I’ve been meaning to introduce the new shop tool I got last fall. I got mighty sick and tired of trying to get some sort of accurate adjustment out of my flimsy router table and ancient Sears router. So I went ahead and invested in a Grizzly shaper. Wow, what a great tool. Very easy to adjust precisely, a rich whir instead of an ear-splitting scream, and quite affordable. I think the additional money that I will spend on big bits will be more than saved on their strength and longevity. Not to mention saving me from more tantrums. I put a few featherboards on it to keep things running tight and true without having to resort to a big feeder apparatus.
This evening I mixed up a big batch of my latest rendition of boat soup / LTV / oil-stain: A very nice varnish (Pettit Flagship), a good boiled linseed oil, a nice–if expensive–aromatic balsam turpentine, and some really nice kiln-burnt pine tar.
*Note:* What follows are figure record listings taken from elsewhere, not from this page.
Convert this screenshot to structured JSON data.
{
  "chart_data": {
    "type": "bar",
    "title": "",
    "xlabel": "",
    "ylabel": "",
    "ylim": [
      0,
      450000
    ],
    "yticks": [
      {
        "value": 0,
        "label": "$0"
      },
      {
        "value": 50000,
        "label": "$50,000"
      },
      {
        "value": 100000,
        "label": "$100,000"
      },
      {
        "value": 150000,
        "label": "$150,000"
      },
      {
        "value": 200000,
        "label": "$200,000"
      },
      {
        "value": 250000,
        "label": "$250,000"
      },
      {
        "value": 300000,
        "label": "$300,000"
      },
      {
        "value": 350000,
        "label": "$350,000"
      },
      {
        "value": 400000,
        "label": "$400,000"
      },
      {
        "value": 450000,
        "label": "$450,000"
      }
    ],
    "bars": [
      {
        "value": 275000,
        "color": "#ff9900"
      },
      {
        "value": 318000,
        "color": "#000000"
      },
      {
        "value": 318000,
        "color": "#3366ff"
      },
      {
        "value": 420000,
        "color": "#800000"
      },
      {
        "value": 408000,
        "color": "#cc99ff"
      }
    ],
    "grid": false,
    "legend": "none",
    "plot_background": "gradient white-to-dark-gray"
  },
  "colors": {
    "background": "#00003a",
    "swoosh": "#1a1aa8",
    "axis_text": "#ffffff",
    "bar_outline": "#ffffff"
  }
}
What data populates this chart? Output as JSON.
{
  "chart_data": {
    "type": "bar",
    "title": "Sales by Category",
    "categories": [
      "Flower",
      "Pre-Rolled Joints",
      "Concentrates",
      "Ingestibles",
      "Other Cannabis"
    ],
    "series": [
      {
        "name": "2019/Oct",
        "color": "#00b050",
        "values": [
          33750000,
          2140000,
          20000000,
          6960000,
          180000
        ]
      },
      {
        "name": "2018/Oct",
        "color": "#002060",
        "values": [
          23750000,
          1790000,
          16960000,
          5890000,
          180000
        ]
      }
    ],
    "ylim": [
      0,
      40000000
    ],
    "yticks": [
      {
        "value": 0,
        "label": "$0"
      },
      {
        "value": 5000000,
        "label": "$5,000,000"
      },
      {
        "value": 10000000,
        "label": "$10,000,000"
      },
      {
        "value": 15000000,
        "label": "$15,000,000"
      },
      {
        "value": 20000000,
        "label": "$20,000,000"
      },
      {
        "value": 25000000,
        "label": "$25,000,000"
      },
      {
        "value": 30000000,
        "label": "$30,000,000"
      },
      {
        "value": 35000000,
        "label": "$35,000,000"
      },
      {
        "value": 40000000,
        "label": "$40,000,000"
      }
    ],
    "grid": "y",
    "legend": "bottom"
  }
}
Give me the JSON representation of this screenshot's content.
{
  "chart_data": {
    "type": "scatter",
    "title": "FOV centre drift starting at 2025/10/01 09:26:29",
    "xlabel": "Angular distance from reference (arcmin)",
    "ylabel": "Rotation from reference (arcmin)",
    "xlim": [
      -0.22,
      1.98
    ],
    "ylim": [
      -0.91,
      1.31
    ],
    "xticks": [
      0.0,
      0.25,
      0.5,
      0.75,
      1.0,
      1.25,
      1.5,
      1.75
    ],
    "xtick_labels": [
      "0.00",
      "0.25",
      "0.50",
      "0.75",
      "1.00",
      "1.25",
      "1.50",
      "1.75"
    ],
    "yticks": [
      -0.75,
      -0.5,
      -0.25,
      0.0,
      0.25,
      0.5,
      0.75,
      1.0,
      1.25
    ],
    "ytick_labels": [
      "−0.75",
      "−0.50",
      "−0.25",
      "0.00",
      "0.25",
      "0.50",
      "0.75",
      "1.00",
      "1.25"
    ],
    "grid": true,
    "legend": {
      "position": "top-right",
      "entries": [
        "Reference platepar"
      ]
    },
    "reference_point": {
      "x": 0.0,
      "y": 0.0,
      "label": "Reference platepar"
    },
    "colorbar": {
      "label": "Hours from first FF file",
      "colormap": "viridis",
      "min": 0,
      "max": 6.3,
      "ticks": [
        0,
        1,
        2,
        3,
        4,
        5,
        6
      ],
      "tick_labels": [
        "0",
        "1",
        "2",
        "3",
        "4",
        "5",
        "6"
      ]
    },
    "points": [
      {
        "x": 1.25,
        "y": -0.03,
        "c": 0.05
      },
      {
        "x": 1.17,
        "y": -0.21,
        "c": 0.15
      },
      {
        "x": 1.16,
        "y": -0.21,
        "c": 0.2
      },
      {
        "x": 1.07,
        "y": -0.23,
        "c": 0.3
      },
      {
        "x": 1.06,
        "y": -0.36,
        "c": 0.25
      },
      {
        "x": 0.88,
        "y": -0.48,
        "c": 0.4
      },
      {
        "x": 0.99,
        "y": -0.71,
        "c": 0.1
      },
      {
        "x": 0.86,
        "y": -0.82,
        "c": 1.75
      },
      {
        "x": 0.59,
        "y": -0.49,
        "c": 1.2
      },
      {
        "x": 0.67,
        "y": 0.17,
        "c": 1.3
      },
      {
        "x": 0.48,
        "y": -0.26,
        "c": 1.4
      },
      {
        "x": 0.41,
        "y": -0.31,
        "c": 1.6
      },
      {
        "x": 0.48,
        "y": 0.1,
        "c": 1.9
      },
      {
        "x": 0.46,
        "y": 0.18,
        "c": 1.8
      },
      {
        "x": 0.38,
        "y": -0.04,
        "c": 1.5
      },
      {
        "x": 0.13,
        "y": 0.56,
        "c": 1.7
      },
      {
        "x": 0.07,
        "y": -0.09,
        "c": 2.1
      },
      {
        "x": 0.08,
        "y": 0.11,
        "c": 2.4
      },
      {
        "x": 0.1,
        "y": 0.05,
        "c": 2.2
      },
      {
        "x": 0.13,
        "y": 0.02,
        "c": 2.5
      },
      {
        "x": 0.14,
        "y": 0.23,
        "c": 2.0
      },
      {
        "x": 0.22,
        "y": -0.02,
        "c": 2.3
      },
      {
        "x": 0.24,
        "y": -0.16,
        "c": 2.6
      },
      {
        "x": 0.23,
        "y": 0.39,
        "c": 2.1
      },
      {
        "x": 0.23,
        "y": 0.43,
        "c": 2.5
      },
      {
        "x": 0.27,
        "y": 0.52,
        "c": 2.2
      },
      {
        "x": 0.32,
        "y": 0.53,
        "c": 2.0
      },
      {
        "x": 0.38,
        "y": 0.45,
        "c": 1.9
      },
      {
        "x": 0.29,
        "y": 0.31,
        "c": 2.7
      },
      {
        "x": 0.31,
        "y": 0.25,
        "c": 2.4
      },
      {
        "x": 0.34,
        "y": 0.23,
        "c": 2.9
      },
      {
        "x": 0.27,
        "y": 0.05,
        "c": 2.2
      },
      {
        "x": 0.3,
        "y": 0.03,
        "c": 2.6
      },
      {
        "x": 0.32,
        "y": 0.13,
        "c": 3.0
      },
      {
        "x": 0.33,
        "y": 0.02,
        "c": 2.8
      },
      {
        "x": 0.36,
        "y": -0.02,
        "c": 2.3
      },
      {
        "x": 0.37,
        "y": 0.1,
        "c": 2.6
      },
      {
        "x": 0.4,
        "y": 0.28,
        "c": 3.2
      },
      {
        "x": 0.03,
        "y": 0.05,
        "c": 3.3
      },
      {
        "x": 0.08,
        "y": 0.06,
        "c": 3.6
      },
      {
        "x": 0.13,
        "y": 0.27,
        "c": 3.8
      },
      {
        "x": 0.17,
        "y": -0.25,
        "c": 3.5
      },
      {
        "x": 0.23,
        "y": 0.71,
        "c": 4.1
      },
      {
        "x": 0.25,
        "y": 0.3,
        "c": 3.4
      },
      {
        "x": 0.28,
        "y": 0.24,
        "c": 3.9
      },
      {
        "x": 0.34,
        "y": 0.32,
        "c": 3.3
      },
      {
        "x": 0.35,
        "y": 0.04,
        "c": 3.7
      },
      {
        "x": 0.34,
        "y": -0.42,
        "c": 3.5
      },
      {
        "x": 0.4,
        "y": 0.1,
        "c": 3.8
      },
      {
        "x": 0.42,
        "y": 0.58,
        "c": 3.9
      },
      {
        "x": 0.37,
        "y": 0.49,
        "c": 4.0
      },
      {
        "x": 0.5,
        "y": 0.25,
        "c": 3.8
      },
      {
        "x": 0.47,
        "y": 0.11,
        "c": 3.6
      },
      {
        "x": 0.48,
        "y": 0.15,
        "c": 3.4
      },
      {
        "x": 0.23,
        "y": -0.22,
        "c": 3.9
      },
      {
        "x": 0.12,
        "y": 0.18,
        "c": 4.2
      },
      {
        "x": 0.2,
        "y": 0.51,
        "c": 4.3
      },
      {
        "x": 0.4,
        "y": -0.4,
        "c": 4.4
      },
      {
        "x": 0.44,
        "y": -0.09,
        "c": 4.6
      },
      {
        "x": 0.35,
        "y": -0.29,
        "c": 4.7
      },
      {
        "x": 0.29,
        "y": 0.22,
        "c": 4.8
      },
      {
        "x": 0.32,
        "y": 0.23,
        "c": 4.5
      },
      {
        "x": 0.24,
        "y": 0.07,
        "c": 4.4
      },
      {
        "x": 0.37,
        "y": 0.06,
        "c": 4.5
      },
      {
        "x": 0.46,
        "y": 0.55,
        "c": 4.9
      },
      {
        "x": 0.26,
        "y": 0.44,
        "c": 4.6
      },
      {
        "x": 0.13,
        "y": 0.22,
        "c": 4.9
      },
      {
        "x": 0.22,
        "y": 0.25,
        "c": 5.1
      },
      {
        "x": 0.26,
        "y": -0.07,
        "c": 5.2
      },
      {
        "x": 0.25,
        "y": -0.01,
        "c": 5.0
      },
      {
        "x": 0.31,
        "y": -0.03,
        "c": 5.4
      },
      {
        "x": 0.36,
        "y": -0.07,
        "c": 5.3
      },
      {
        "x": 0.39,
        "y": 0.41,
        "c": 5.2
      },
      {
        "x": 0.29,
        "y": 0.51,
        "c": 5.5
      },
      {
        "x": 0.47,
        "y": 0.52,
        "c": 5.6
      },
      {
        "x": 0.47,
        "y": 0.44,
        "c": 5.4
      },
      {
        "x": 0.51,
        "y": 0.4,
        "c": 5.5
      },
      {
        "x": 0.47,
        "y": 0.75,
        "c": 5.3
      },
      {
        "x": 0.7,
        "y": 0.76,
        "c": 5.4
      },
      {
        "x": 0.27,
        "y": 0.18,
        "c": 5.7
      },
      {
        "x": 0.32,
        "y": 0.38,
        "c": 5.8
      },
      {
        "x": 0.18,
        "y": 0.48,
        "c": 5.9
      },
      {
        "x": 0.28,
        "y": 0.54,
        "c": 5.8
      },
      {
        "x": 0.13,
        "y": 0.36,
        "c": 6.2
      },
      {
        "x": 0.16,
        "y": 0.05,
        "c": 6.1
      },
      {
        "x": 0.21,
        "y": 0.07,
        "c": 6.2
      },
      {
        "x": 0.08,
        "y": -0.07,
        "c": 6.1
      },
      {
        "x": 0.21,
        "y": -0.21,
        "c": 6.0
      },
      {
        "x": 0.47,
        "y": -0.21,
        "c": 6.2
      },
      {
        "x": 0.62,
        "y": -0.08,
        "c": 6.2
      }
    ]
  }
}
The latter two ingredients are from American Rope and Tar, and oh my god do they smell nice. Definitely worth the price if you like that kind of shit. And I got to thinking as I saturated the the understory of the boat, that these boats I so enjoy building should not just perform nicely and look lovely–they should also feel nice to the touch, sound sweet and solid when you thump them, and… they should even smell delicious. Those of us that had the joy of rowing original Briggs dories in Grand Canyon in the ’70s and ’80s are still brought nearly to tears by the nostalgic smell of the Port Orford Cedar that the boats were framed in and which permeated their hatches. And which I use today not only for its fine woodworking qualities, limberness, and decay resistance, but for its wonderful odor.
The hatches of the Rio Rojo will start out with a distinct odor of turp and pine tar, and as years go by, come to be more dominated by the Port Orford. What fun to think about.
Now… how to make the boat taste good.